The strength of our clinical study is the use of echocardiography combined with AI analysis and clinical examination. Another strength of our study is that versatile data were collected from different age groups, covering normal heart sounds as well as innocent and pathologic murmurs related to CHDs. In addition, a large dataset of over 1400 sound samples, validated with echocardiography, was used in developing the algorithm.

One of the limitations of this study was the small number of children under 1 month of age with fast heart and respiratory rates, raising questions about the algorithm’s utility in that age group, which warrants further evaluation. The intensity grades of the murmurs or the severity levels of the heart defects were not included in the research data and therefore could not be used in this study. The effects of heart rates and interval times affecting the output of the algorithm were not studied and excluded from the research, but it is an interesting question indeed. In addition, the exclusion of children with prior heart surgeries means it was not possible to assess the algorithm’s effectiveness in identifying murmurs in this specific pediatric population. The inclusion of children with innocent murmurs makes it difficult to compare the results to those of previous studies [10, 15]. The algorithm is not able to give a specific diagnosis of a heart defect or distinguish the degree of severity of heart defects. The goal of the developed algorithm is not to diagnose a specific heart defect but to serve as a screening method for distinguishing between innocent and pathological murmurs. The purpose of this study was to investigate the suitability of the screening method in the patients of the cardiac outpatient clinic.

In Finland, most referrals due to murmurs or suspicion of CHD come from primary health care, so our algorithm could be most useful in screening for murmurs in that context [7]. The high prevalence of innocent murmurs detected in primary health care strains the limited resources of specialized care. Evaluations of auscultatory findings by inexperienced listeners leads to increased numbers of referrals to specialized medical services. Thus, if innocent murmurs could be reliably diagnosed in primary care settings using AI as an aid to clinical examination, the costs of specialized care could be reduced. Then, direct specialized health care resources could be targeted to those patients who need them most.
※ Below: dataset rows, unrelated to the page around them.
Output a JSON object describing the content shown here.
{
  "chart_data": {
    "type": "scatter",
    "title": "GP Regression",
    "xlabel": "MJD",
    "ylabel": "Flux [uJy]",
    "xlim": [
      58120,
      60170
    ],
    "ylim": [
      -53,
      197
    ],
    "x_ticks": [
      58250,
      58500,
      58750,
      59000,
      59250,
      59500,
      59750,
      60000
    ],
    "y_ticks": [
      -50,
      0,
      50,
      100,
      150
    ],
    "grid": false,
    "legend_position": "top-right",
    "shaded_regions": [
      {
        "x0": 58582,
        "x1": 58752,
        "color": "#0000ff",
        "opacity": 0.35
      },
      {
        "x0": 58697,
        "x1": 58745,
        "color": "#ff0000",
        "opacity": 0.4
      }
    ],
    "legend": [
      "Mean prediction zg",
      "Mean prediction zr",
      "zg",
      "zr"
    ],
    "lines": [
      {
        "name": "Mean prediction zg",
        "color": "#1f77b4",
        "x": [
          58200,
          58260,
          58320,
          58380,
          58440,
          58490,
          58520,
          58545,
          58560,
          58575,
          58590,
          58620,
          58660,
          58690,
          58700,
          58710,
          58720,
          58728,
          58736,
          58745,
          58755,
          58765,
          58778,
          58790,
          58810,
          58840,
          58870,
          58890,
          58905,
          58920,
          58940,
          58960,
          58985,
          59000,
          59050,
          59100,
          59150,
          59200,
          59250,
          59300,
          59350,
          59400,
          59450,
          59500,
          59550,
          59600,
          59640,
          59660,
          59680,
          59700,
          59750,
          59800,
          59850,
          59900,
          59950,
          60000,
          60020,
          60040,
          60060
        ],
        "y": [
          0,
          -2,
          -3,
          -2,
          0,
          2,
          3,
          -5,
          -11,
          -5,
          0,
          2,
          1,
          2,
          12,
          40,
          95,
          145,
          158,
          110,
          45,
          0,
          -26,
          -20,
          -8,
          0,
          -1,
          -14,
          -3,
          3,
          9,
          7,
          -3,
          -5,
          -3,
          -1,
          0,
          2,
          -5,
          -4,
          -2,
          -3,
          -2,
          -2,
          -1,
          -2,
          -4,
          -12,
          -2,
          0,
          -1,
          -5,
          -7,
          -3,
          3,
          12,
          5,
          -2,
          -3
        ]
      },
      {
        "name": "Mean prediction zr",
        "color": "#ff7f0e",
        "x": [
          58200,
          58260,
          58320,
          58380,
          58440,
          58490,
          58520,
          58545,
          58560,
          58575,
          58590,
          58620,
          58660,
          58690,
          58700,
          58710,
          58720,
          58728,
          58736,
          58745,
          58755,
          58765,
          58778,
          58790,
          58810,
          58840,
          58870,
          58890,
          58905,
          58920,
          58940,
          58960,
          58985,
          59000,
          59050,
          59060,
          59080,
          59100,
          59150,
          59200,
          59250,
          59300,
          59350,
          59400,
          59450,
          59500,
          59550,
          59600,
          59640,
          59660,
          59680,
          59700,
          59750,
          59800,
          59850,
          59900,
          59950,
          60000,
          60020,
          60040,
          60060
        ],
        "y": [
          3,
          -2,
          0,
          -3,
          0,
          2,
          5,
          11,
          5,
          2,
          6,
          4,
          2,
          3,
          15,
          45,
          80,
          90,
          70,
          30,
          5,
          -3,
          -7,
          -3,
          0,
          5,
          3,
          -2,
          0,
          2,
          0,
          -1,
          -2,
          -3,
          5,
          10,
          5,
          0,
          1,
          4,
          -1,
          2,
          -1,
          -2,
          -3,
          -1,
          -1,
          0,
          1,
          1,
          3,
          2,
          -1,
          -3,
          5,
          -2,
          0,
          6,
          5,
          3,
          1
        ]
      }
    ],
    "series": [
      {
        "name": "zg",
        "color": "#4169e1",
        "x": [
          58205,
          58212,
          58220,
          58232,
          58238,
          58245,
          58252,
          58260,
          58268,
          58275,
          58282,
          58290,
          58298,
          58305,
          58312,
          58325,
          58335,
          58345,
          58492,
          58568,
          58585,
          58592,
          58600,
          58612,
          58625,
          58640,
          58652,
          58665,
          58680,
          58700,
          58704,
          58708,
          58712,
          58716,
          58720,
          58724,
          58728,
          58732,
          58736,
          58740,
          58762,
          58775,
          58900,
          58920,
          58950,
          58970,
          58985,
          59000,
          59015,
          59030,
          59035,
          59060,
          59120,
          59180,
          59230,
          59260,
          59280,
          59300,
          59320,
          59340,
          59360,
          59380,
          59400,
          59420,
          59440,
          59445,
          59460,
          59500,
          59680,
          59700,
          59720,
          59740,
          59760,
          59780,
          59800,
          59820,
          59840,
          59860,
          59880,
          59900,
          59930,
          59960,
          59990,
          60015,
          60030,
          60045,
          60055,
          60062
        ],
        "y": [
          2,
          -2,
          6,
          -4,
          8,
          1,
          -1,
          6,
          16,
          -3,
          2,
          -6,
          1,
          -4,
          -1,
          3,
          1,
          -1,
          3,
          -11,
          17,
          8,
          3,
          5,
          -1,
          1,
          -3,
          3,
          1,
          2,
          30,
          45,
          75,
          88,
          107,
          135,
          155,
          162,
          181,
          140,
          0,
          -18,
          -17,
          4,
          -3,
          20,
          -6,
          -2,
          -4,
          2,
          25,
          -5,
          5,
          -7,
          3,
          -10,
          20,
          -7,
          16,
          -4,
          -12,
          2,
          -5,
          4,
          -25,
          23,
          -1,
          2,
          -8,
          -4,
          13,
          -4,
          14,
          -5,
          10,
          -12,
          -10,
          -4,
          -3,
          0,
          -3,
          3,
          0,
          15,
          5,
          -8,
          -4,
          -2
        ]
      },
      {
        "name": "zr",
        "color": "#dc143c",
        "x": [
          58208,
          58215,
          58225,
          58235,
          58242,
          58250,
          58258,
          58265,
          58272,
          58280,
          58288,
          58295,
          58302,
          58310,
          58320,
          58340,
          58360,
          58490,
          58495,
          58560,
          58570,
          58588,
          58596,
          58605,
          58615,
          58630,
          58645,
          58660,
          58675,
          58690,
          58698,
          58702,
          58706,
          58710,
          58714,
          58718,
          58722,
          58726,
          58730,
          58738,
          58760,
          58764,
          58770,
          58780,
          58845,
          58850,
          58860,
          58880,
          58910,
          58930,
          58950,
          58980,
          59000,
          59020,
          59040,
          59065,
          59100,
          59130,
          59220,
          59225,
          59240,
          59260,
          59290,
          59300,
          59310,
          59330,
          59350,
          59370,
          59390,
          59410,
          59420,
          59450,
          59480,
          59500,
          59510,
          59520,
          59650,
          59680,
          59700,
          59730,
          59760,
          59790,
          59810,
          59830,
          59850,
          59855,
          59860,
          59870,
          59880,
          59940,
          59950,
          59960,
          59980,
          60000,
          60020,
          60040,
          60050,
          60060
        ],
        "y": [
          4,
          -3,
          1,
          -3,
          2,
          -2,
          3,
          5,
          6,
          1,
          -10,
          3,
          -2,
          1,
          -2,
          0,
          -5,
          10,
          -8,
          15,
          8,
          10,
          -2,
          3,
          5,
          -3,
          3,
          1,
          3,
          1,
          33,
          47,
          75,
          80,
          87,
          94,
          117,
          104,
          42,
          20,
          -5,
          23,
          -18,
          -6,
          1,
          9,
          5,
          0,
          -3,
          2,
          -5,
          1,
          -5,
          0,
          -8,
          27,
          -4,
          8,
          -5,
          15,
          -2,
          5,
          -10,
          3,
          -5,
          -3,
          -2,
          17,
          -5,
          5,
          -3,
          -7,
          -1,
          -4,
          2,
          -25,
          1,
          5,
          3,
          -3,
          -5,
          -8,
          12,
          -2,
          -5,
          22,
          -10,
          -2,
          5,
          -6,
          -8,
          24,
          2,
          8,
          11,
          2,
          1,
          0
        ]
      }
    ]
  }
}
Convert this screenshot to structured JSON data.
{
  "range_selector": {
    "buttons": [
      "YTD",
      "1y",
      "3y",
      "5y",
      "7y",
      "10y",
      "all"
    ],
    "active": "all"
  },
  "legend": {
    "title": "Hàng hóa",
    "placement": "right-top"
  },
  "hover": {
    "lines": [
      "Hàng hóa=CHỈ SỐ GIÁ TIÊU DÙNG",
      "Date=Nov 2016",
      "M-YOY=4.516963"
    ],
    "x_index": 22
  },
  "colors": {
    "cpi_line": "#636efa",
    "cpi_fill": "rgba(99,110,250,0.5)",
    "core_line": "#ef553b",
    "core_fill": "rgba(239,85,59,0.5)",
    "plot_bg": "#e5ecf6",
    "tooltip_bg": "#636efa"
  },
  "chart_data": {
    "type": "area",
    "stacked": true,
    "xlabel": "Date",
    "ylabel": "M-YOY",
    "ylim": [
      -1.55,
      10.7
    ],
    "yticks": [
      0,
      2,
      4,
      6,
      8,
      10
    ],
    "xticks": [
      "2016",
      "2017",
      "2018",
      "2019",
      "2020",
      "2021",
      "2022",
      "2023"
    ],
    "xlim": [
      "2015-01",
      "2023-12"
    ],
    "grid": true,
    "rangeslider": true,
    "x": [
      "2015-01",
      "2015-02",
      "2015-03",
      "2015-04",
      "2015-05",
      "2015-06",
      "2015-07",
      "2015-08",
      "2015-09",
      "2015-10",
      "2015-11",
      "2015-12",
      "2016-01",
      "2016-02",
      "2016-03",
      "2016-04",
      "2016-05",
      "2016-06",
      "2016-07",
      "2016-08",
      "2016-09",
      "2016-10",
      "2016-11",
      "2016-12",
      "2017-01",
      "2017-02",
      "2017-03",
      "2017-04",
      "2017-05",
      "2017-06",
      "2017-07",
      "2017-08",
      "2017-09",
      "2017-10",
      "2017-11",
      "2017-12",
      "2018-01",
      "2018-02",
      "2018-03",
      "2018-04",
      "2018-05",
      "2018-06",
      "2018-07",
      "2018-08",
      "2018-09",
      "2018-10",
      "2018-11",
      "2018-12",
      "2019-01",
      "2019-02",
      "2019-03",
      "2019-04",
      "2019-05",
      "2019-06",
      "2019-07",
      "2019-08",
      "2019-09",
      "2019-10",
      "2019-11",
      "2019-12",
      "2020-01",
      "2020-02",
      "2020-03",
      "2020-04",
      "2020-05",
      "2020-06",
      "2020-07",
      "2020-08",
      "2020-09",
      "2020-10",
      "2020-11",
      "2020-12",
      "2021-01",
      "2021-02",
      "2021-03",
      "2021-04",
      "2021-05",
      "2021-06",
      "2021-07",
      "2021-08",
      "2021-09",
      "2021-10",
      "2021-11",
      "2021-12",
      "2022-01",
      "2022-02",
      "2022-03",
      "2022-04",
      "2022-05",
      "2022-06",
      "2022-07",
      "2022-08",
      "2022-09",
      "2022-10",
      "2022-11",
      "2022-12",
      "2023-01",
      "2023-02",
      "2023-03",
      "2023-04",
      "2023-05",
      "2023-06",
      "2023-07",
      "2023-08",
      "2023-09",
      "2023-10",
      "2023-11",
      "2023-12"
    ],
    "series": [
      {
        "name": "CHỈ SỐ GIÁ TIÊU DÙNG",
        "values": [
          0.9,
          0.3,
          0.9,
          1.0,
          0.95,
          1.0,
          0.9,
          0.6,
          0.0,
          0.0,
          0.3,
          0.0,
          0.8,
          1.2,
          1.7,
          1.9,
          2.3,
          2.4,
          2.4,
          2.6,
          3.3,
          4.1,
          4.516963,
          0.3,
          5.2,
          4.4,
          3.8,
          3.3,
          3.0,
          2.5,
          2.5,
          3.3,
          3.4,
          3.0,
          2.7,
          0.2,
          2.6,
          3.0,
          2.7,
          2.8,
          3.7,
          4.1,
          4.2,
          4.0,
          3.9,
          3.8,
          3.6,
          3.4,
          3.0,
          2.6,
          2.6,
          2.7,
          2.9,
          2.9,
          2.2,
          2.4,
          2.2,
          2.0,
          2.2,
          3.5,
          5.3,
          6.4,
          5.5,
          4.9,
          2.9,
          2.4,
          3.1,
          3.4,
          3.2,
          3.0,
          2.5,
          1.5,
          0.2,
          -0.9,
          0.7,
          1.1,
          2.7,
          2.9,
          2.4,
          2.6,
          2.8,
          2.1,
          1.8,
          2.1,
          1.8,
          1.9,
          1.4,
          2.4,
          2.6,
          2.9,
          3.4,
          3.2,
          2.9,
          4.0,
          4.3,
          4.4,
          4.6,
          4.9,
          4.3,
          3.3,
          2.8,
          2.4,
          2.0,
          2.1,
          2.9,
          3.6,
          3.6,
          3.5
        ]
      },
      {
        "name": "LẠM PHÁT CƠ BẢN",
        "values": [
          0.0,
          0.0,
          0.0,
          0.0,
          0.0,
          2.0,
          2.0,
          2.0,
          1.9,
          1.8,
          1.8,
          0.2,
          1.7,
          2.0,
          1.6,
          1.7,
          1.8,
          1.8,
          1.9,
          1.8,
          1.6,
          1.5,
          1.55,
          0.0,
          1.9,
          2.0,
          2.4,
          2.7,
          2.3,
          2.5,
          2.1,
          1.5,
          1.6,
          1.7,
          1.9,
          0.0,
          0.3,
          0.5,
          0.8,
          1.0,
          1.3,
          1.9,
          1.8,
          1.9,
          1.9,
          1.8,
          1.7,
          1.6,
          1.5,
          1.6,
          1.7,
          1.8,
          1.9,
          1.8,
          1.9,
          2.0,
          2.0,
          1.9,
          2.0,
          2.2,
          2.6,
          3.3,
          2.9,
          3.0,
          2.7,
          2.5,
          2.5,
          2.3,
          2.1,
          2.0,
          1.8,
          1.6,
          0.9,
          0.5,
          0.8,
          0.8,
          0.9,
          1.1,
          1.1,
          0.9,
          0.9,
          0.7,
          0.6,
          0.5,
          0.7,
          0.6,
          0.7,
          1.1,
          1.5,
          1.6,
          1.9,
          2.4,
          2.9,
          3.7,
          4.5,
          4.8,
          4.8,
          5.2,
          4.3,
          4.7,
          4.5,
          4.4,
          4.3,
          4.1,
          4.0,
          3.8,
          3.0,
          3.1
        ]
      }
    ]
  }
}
In conclusion, the AI algorithm developed in this study showed promising results among pediatric cardiology outpatients in distinguishing between innocent and pathologic murmurs, exhibiting good sensitivity and specificity. It could be used as an aid to identify murmurs that require further analysis by echocardiography. In addition, when combined with clinical examination, the use of this AI algorithm could increase the number of accurate diagnoses of benign murmurs without a need for echocardiography, thus decreasing health care expenses. Additional research is needed to investigate the potential application of AI algorithms in primary health care settings for screening murmurs in children. A working algorithm could be most useful in developing countries, in which the availability of echocardiography can be limited [17].